• An analysis of the common characteristics of intervention strategies used in secondary education

      Power, Michael; University of Chester (British Education Studies Association, 2021-12-01)
      This paper considers the question ‘what are the common characteristics of intervention strategies used in secondary education?’ This is an important question because understanding the characteristics of intervention strategies allows for a clearer understanding of the resource cost and unintended implications (Outhwaite, et al., 2020) of the use of intervention strategies in secondary schools. Although this paper doesn’t explore the resource cost or implications of these strategies it provides a framework through which practitioners can begin to analyse the intervention strategies used in their own settings.
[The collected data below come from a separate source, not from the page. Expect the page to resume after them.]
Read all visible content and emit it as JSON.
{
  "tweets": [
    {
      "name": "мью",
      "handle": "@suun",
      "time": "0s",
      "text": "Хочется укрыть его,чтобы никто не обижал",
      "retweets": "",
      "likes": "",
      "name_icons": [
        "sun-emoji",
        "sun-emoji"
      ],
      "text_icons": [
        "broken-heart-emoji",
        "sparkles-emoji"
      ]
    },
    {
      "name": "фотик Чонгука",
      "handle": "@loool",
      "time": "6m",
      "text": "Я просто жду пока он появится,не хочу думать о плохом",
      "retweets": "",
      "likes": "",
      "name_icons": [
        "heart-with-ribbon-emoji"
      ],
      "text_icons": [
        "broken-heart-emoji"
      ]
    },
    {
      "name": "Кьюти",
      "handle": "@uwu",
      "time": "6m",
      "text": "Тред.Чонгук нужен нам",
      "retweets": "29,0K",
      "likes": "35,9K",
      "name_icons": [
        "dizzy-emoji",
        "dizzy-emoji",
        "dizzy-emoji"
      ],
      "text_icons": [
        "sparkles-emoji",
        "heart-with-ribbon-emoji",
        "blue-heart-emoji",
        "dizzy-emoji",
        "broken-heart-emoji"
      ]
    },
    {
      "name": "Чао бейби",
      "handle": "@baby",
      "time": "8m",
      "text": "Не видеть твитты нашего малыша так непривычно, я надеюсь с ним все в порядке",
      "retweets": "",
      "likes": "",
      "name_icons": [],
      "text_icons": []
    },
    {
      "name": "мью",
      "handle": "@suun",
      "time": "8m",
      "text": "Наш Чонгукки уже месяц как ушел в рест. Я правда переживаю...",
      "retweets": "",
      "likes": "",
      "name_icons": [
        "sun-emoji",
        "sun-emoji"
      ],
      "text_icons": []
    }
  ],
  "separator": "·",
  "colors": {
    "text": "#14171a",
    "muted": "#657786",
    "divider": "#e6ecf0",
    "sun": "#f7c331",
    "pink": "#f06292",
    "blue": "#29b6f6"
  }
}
The study aims to identify the common characteristics of intervention strategies within a sample of intervention strategies taken from one comprehensive secondary school in the Northwest of England. This practitioner enquiry was conducted using thematic analysis to identify the characteristics of a sample of intervention strategies, alongside the study of commonality within the sample by looking at which characteristics are more prevalent when compared to the average number within the same sample. The research is situated within ‘post-positivism’ which “straddles both the positivist and interpretivist paradigms” (Grix, 2004) and makes use of both interpretivist and positivist methods through thematic analysis of characteristics and he statistical analysis of commonality. The two most common characteristics within the sample were found to be reactivity to a trigger or stimulus such as underperformance in a test, which was present in all 23 intervention strategies. Having a measurable outcome such as improving reading age, was present in 22 of the 23 intervention strategies in the sample making it the second most common characteristic from this sample. The least common characteristic was for intervention strategies to focus on child’s motivations – for example intervention strategies that make use of things students are interested in such as football. This was only present in 5 of the 23 intervention strategies.